While the Index of Consumer Confidence (ICC) published by the Conference Board of Canada rose 5.5 points to 73.6 in July 2023, the number of Canadians believing now is a good time to make a major purchase, such as a house, car, furniture or major appliance, continued to fall. Only 10.4% of consumers says now is a good time to buy.
Board economist Walter Bolduc noted this month’s survey results showed a noteworthy upswing from the previous month, saying “respondents demonstrated a more positive perception of their current financial situation in July.”
Some 13.2% of respondents believe their finances improved in July, although a majority (51.4%) said their finances were unchanged. Those saying their financial situation had worsened fell slightly to 32.9% of survey respondents.
In describing respondents outlook regarding future finances, Bolduc said “there was a moderation in optimism.”
He noted the percentage expecting an improvement in their finances fell, while those anticipating a decline reduced by 2.4 percentage points. “Consequently, the proportion of individuals who believed their finances would remain unchanged regained a majority, increasing from 48.4% in the previous month to 50.2%,” he said.
July’s survey revealed Canadians were slightly more optimistic concerning future job prospects as the number believing there would be more job opportunities increased by 1.4 percentage points to reach 12.6%. Likewise, the proportion of those anticipating the same number of jobs rose by 1.8 percentage points, reaching 54.6%. In contrast, the percentage of individuals expecting a decrease in job opportunities dropped to 20.3 per cent, reflecting a decline of 2.9 percentage points.
In what is sure to be seen as bad news for most furniture, furnishings and major appliance retailers, the Canadian consumer’s outlook on major purchases deteriorated further in July.
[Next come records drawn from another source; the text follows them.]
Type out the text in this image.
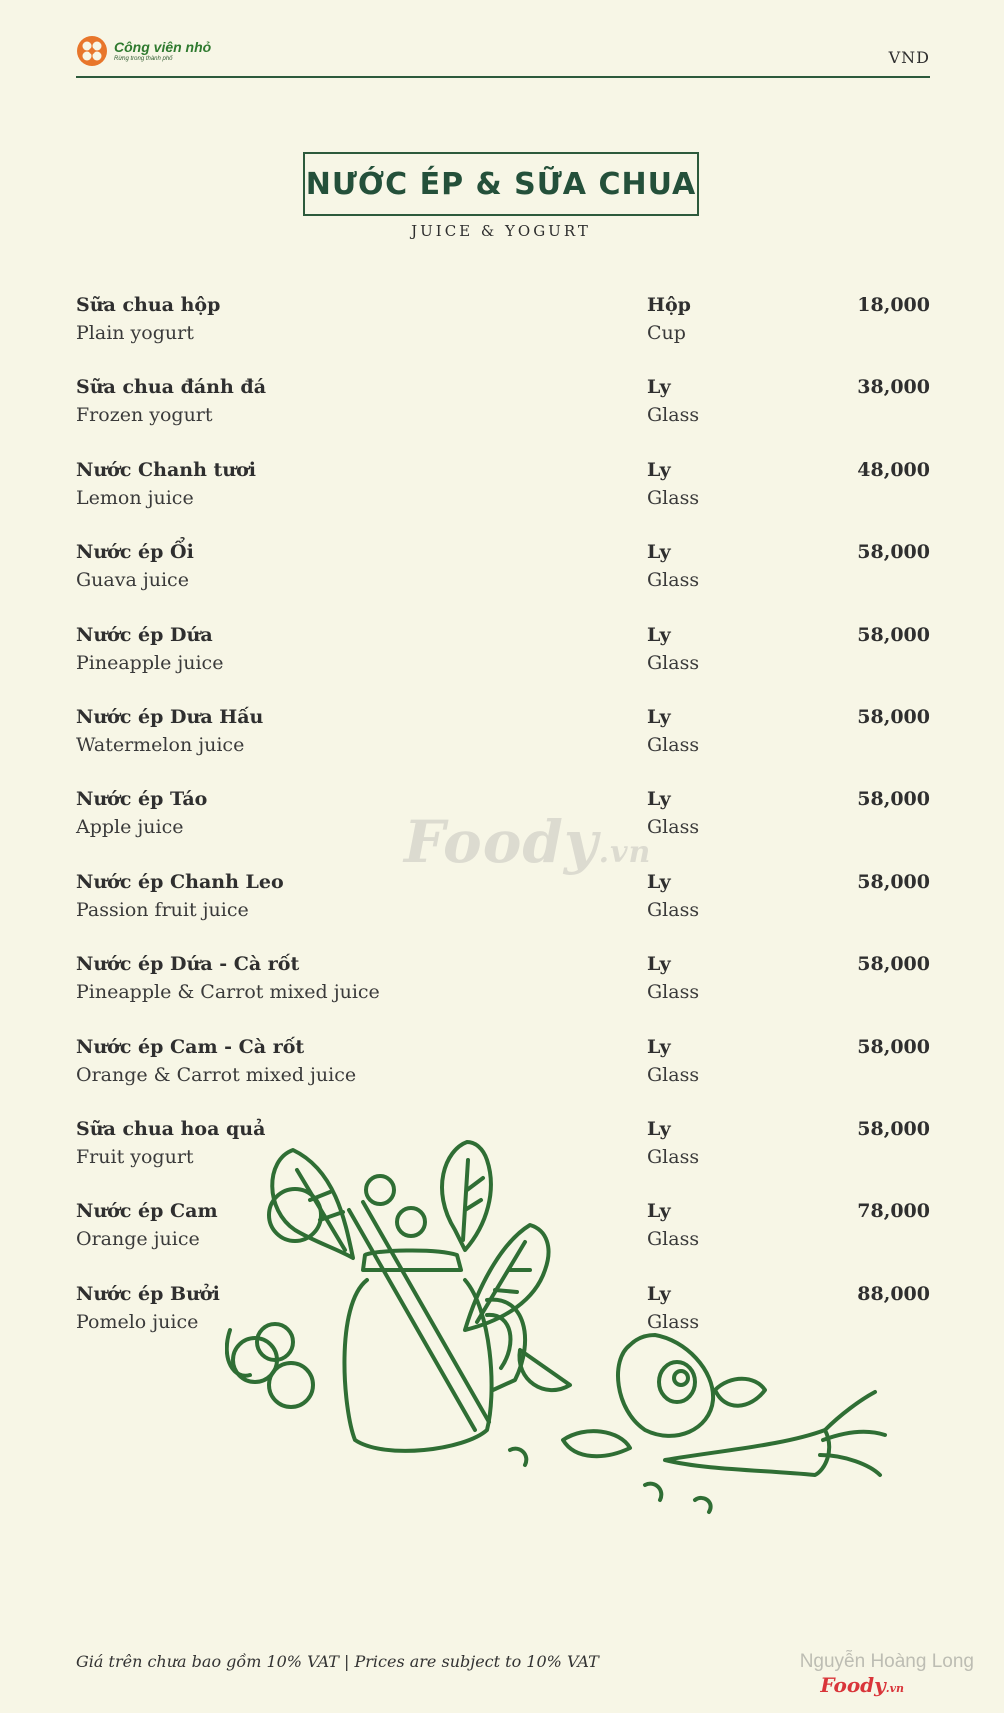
Công viên nhỏ
Rừng trong thành phố	VND
NƯỚC ÉP & SỮA CHUA
JUICE & YOGURT
Sữa chua hộp
Plain yogurt
Hộp
Cup
18,000
Sữa chua đánh đá
Frozen yogurt
Ly
Glass
38,000
Nước Chanh tươi
Lemon juice
Ly
Glass
48,000
Nước ép Ổi
Guava juice
Ly
Glass
58,000
Nước ép Dứa
Pineapple juice
Ly
Glass
58,000
Nước ép Dưa Hấu
Watermelon juice
Ly
Glass
58,000
Nước ép Táo
Apple juice
Ly
Glass
58,000
Nước ép Chanh Leo
Passion fruit juice
Ly
Glass
58,000
Nước ép Dứa - Cà rốt
Pineapple & Carrot mixed juice
Ly
Glass
58,000
Nước ép Cam - Cà rốt
Orange & Carrot mixed juice
Ly
Glass
58,000
Sữa chua hoa quả
Fruit yogurt
Ly
Glass
58,000
Nước ép Cam
Orange juice
Ly
Glass
78,000
Nước ép Bưởi
Pomelo juice
Ly
Glass
88,000
Foody.vn
Giá trên chưa bao gồm 10% VAT | Prices are subject to 10% VAT	Nguyễn Hoàng Long
Foody.vn
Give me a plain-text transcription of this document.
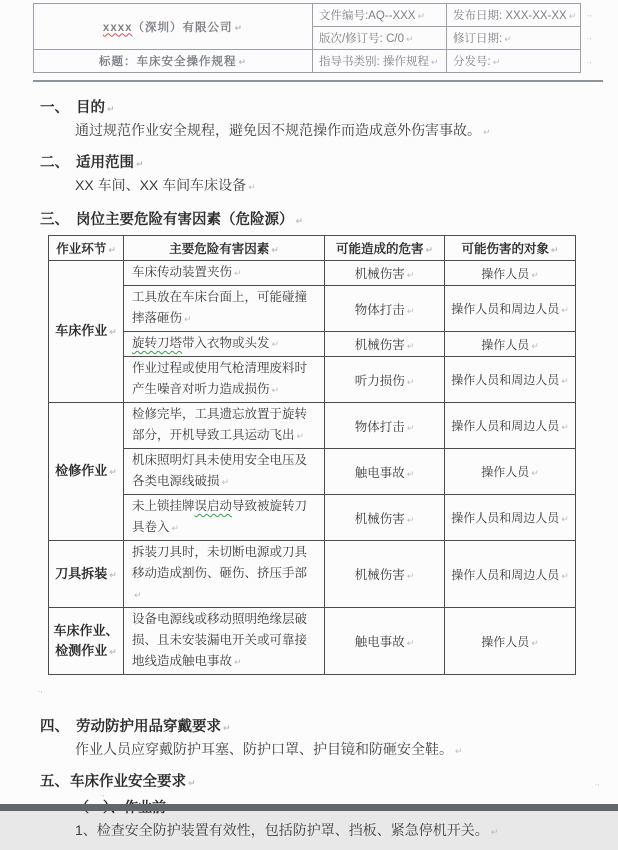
xxxx（深圳）有限公司 ↵	文件编号:AQ--XXX ↵	发布日期: XXX-XX-XX ↵
	版次/修订号: C/0 ↵	修订日期: ↵
标题：车床安全操作规程 ↵	指导书类别: 操作规程 ↵	分发号: ↵
.,
.,
.,
一、 目的 ↵

通过规范作业安全规程，避免因不规范操作而造成意外伤害事故。 ↵

二、 适用范围 ↵

XX 车间、XX 车间车床设备 ↵

三、 岗位主要危险有害因素（危险源） ↵
作业环节 ↵	主要危险有害因素 ↵	可能造成的危害 ↵	可能伤害的对象 ↵
车床作业 ↵	车床传动装置夹伤 ↵	机械伤害 ↵	操作人员 ↵
	工具放在车床台面上，可能碰撞摔落砸伤 ↵	物体打击 ↵	操作人员和周边人员 ↵
	旋转刀塔带入衣物或头发 ↵	机械伤害 ↵	操作人员 ↵
	作业过程或使用气枪清理废料时产生噪音对听力造成损伤 ↵	听力损伤 ↵	操作人员和周边人员 ↵
检修作业 ↵	检修完毕，工具遗忘放置于旋转部分，开机导致工具运动飞出 ↵	物体打击 ↵	操作人员和周边人员 ↵
	机床照明灯具未使用安全电压及各类电源线破损 ↵	触电事故 ↵	操作人员 ↵
	未上锁挂牌误启动导致被旋转刀具卷入 ↵	机械伤害 ↵	操作人员和周边人员 ↵
刀具拆装 ↵	拆装刀具时，未切断电源或刀具移动造成割伤、砸伤、挤压手部↵	机械伤害 ↵	操作人员和周边人员 ↵
车床作业、检测作业 ↵	设备电源线或移动照明绝缘层破损、且未安装漏电开关或可靠接地线造成触电事故 ↵	触电事故 ↵	操作人员 ↵
$_{.,}$
四、 劳动防护用品穿戴要求 ↵

作业人员应穿戴防护耳塞、防护口罩、护目镜和防砸安全鞋。 ↵

五、车床作业安全要求 ↵

1、检查安全防护装置有效性，包括防护罩、挡板、紧急停机开关。 ↵

.,
.,
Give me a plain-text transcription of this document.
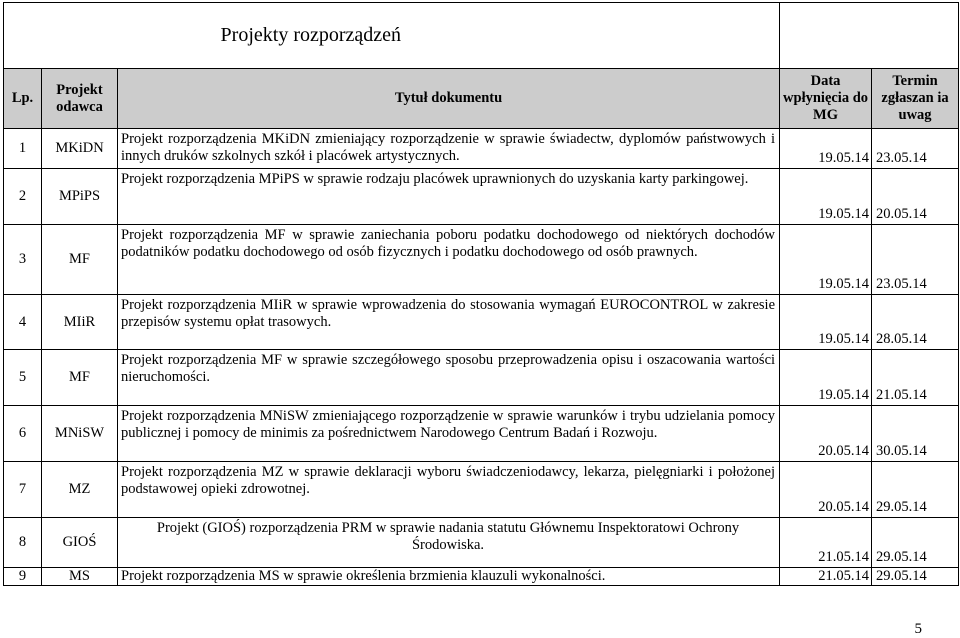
Projekty rozporządzeń				
Lp.	Projekt odawca	Tytuł dokumentu	Data wpłynięcia do MG	Termin zgłaszan ia uwag
1	MKiDN	Projekt rozporządzenia MKiDN zmieniający rozporządzenie w sprawie świadectw, dyplomów państwowych i innych druków szkolnych szkół i placówek artystycznych.	19.05.14	23.05.14
2	MPiPS	Projekt rozporządzenia MPiPS w sprawie rodzaju placówek uprawnionych do uzyskania karty parkingowej.	19.05.14	20.05.14
3	MF	Projekt rozporządzenia MF w sprawie zaniechania poboru podatku dochodowego od niektórych dochodów podatników podatku dochodowego od osób fizycznych i podatku dochodowego od osób prawnych.	19.05.14	23.05.14
4	MIiR	Projekt rozporządzenia MIiR w sprawie wprowadzenia do stosowania wymagań EUROCONTROL w zakresie przepisów systemu opłat trasowych.	19.05.14	28.05.14
5	MF	Projekt rozporządzenia MF w sprawie szczegółowego sposobu przeprowadzenia opisu i oszacowania wartości nieruchomości.	19.05.14	21.05.14
6	MNiSW	Projekt rozporządzenia MNiSW zmieniającego rozporządzenie w sprawie warunków i trybu udzielania pomocy publicznej i pomocy de minimis za pośrednictwem Narodowego Centrum Badań i Rozwoju.	20.05.14	30.05.14
7	MZ	Projekt rozporządzenia MZ w sprawie deklaracji wyboru świadczeniodawcy, lekarza, pielęgniarki i położonej podstawowej opieki zdrowotnej.	20.05.14	29.05.14
8	GIOŚ	Projekt (GIOŚ) rozporządzenia PRM w sprawie nadania statutu Głównemu Inspektoratowi Ochrony Środowiska.	21.05.14	29.05.14
9	MS	Projekt rozporządzenia MS w sprawie określenia brzmienia klauzuli wykonalności.	21.05.14	29.05.14
5
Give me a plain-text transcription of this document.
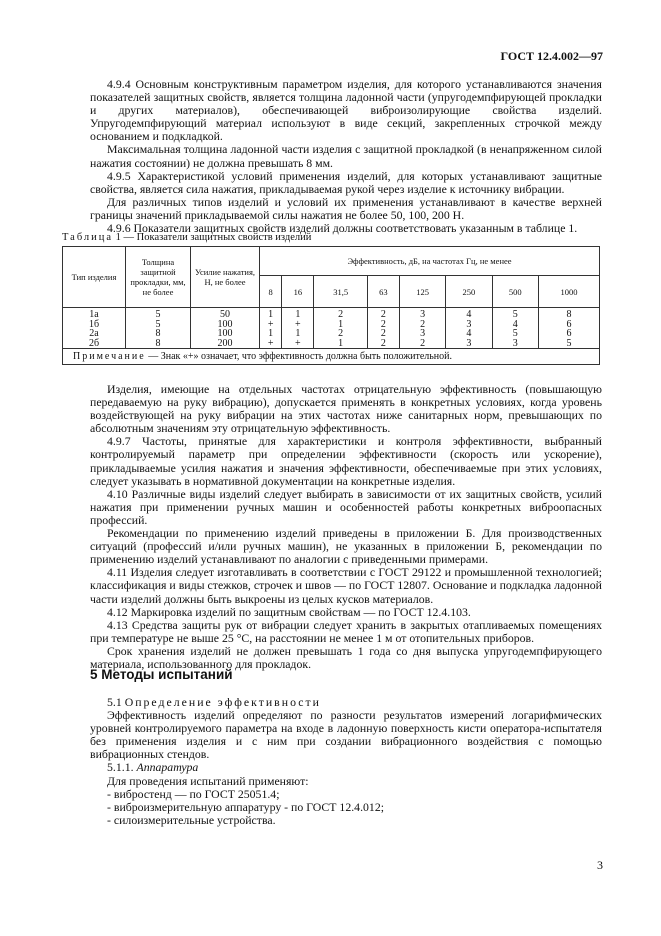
ГОСТ 12.4.002—97

4.9.4 Основным конструктивным параметром изделия, для которого устанавливаются значения показателей защитных свойств, является толщина ладонной части (упругодемпфирующей прокладки и других материалов), обеспечивающей виброизолирующие свойства изделий. Упругодемпфирующий материал используют в виде секций, закрепленных строчкой между основанием и подкладкой.

Максимальная толщина ладонной части изделия с защитной прокладкой (в ненапряженном силой нажатия состоянии) не должна превышать 8 мм.

4.9.5 Характеристикой условий применения изделий, для которых устанавливают защитные свойства, является сила нажатия, прикладываемая рукой через изделие к источнику вибрации.

Для различных типов изделий и условий их применения устанавливают в качестве верхней границы значений прикладываемой силы нажатия не более 50, 100, 200 Н.

4.9.6 Показатели защитных свойств изделий должны соответствовать указанным в таблице 1.

Таблица 1 — Показатели защитных свойств изделий
Тип изделия	Толщина защитной прокладки, мм, не более	Усилие нажатия, Н, не более	Эффективность, дБ, на частотах Гц, не менее							
			8	16	31,5	63	125	250	500	1000
1а	5	50	1	1	2	2	3	4	5	8
1б	5	100	+	+	1	2	2	3	4	6
2а	8	100	1	1	2	2	3	4	5	6
2б	8	200	+	+	1	2	2	3	3	5
Примечание — Знак «+» означает, что эффективность должна быть положительной.										

Изделия, имеющие на отдельных частотах отрицательную эффективность (повышающую передаваемую на руку вибрацию), допускается применять в конкретных условиях, когда уровень воздействующей на руку вибрации на этих частотах ниже санитарных норм, превышающих по абсолютным значениям эту отрицательную эффективность.

4.9.7 Частоты, принятые для характеристики и контроля эффективности, выбранный контролируемый параметр при определении эффективности (скорость или ускорение), прикладываемые усилия нажатия и значения эффективности, обеспечиваемые при этих условиях, следует указывать в нормативной документации на конкретные изделия.

4.10 Различные виды изделий следует выбирать в зависимости от их защитных свойств, усилий нажатия при применении ручных машин и особенностей работы конкретных виброопасных профессий.

Рекомендации по применению изделий приведены в приложении Б. Для производственных ситуаций (профессий и/или ручных машин), не указанных в приложении Б, рекомендации по применению изделий устанавливают по аналогии с приведенными примерами.

4.11 Изделия следует изготавливать в соответствии с ГОСТ 29122 и промышленной технологией; классификация и виды стежков, строчек и швов — по ГОСТ 12807. Основание и подкладка ладонной части изделий должны быть выкроены из целых кусков материалов.

4.12 Маркировка изделий по защитным свойствам — по ГОСТ 12.4.103.

4.13 Средства защиты рук от вибрации следует хранить в закрытых отапливаемых помещениях при температуре не выше 25 °С, на расстоянии не менее 1 м от отопительных приборов.

Срок хранения изделий не должен превышать 1 года со дня выпуска упругодемпфирующего материала, использованного для прокладок.

5 Методы испытаний

5.1 Определение эффективности

Эффективность изделий определяют по разности результатов измерений логарифмических уровней контролируемого параметра на входе в ладонную поверхность кисти оператора-испытателя без применения изделия и с ним при создании вибрационного воздействия с помощью вибрационных стендов.

5.1.1. Аппаратура

Для проведения испытаний применяют:

- вибростенд — по ГОСТ 25051.4;

- виброизмерительную аппаратуру - по ГОСТ 12.4.012;

- силоизмерительные устройства.

3
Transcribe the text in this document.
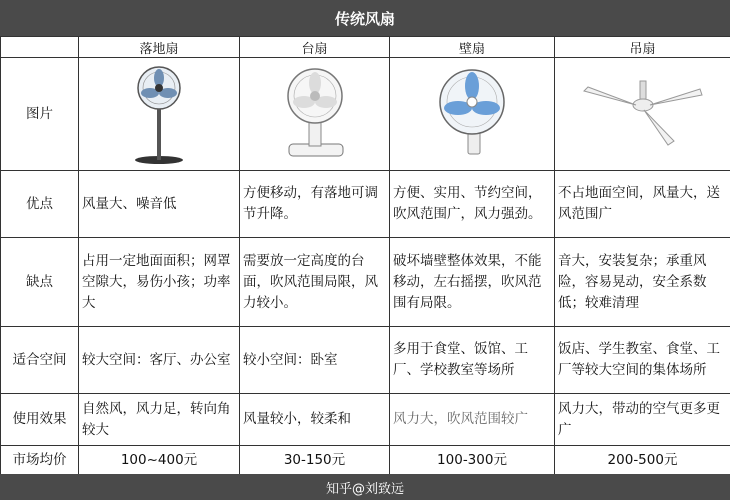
传统风扇
	落地扇	台扇	壁扇	吊扇
图片	

优点	风量大、噪音低	方便移动，有落地可调节升降。	方便、实用、节约空间，吹风范围广，风力强劲。	不占地面空间，风量大，送风范围广
缺点	占用一定地面面积；网罩空隙大，易伤小孩；功率大	需要放一定高度的台面，吹风范围局限，风力较小。	破坏墙壁整体效果，不能移动，左右摇摆，吹风范围有局限。	音大，安装复杂；承重风险，容易晃动，安全系数低；较难清理
适合空间	较大空间：客厅、办公室	较小空间：卧室	多用于食堂、饭馆、工厂、学校教室等场所	饭店、学生教室、食堂、工厂等较大空间的集体场所
使用效果	自然风，风力足，转向角较大	风量较小，较柔和	风力大，吹风范围较广	风力大，带动的空气更多更广
市场均价	100~400元	30-150元	100-300元	200-500元
知乎@刘致远
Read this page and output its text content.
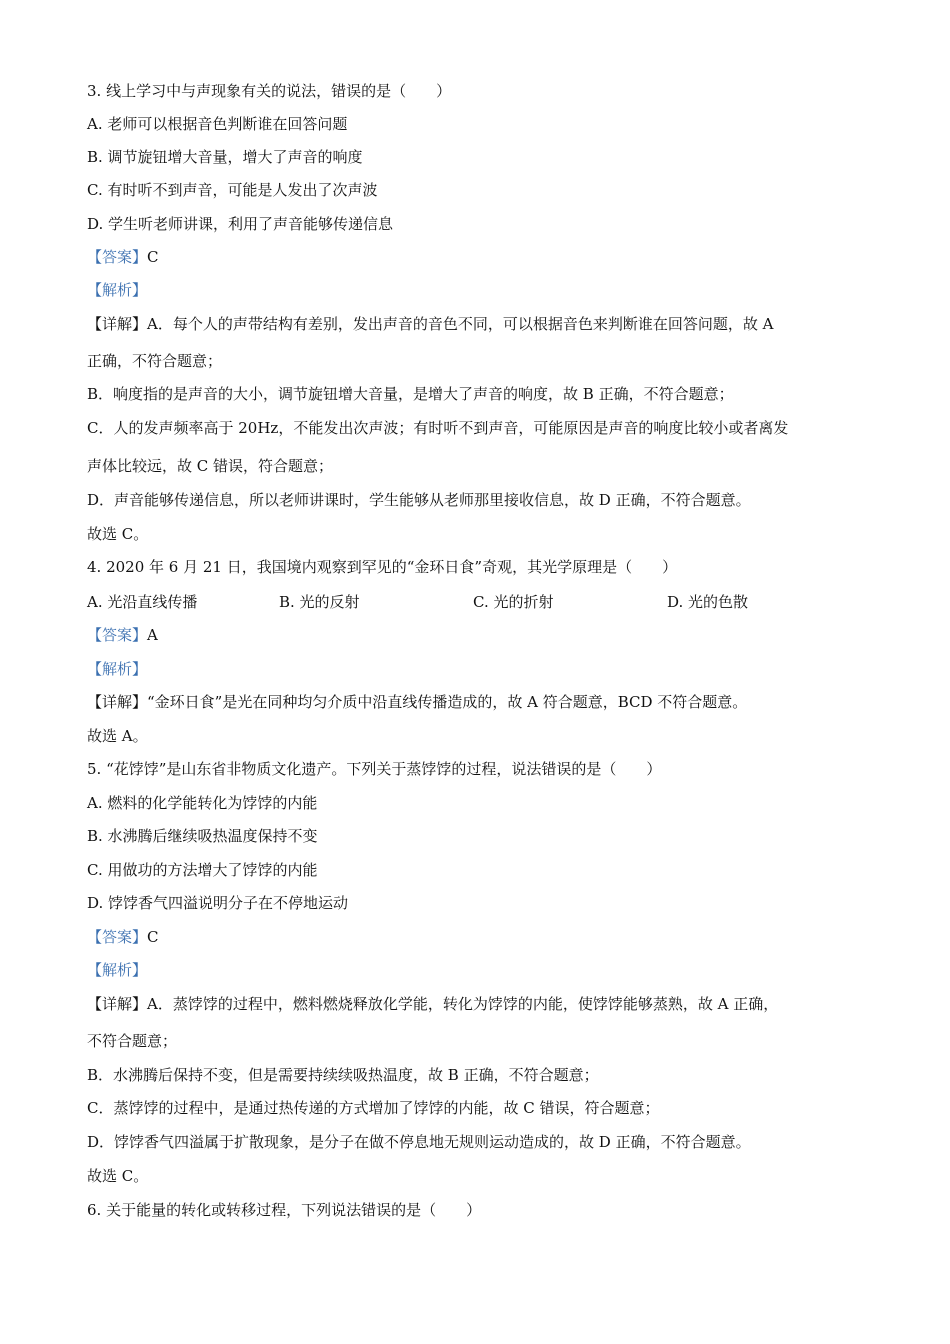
3. 线上学习中与声现象有关的说法，错误的是（　　）
A. 老师可以根据音色判断谁在回答问题
B. 调节旋钮增大音量，增大了声音的响度
C. 有时听不到声音，可能是人发出了次声波
D. 学生听老师讲课，利用了声音能够传递信息
【答案】C
【解析】
【详解】A．每个人的声带结构有差别，发出声音的音色不同，可以根据音色来判断谁在回答问题，故 A
正确，不符合题意；
B．响度指的是声音的大小，调节旋钮增大音量，是增大了声音的响度，故 B 正确，不符合题意；
C．人的发声频率高于 20Hz，不能发出次声波；有时听不到声音，可能原因是声音的响度比较小或者离发
声体比较远，故 C 错误，符合题意；
D．声音能够传递信息，所以老师讲课时，学生能够从老师那里接收信息，故 D 正确，不符合题意。
故选 C。
4. 2020 年 6 月 21 日，我国境内观察到罕见的“金环日食”奇观，其光学原理是（　　）
A. 光沿直线传播	B. 光的反射	C. 光的折射	D. 光的色散
【答案】A
【解析】
【详解】“金环日食”是光在同种均匀介质中沿直线传播造成的，故 A 符合题意，BCD 不符合题意。
故选 A。
5. “花饽饽”是山东省非物质文化遗产。下列关于蒸饽饽的过程，说法错误的是（　　）
A. 燃料的化学能转化为饽饽的内能
B. 水沸腾后继续吸热温度保持不变
C. 用做功的方法增大了饽饽的内能
D. 饽饽香气四溢说明分子在不停地运动
【答案】C
【解析】
【详解】A．蒸饽饽的过程中，燃料燃烧释放化学能，转化为饽饽的内能，使饽饽能够蒸熟，故 A 正确，
不符合题意；
B．水沸腾后保持不变，但是需要持续续吸热温度，故 B 正确，不符合题意；
C．蒸饽饽的过程中，是通过热传递的方式增加了饽饽的内能，故 C 错误，符合题意；
D．饽饽香气四溢属于扩散现象，是分子在做不停息地无规则运动造成的，故 D 正确，不符合题意。
故选 C。
6. 关于能量的转化或转移过程，下列说法错误的是（　　）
While the number thinking now is a good time to buy grew slightly, it still represented only 10.4% of respondents. “However, this was overshadowed by a more substantial 1.3 percentage point rise in the proportion of individuals who believed it was a bad time for major purchases to 68.1%,” Bolduc said.
In his commentary, Bolduc noted “despite a promising moderation in inflation, the rising cost of living remains a concerning factor.”
He pointed out the Consumer Price Index (CPI) report for June indicated an inflation rate of 2.8%. While this suggested progress was being made towards the Bank of Canada’s inflation goals and the efforts to control it, consumers continue to be troubled by the cost of living and cited the bank’s own survey which revealed that 48% of respondents found it to be their primary concern.
“The increasing prices of essentials, particularly groceries, have contributed to this apprehension,” he said. “Last quarter, every month had increases in grocery prices close to 10% year-over-year. Additionally, the recent 25-point hike in interest rates adds further financial pressure on homeowners through increased mortgage costs. If the elevated cost of living persists, consumer confidence may experience a decline due to heightened financial burdens.”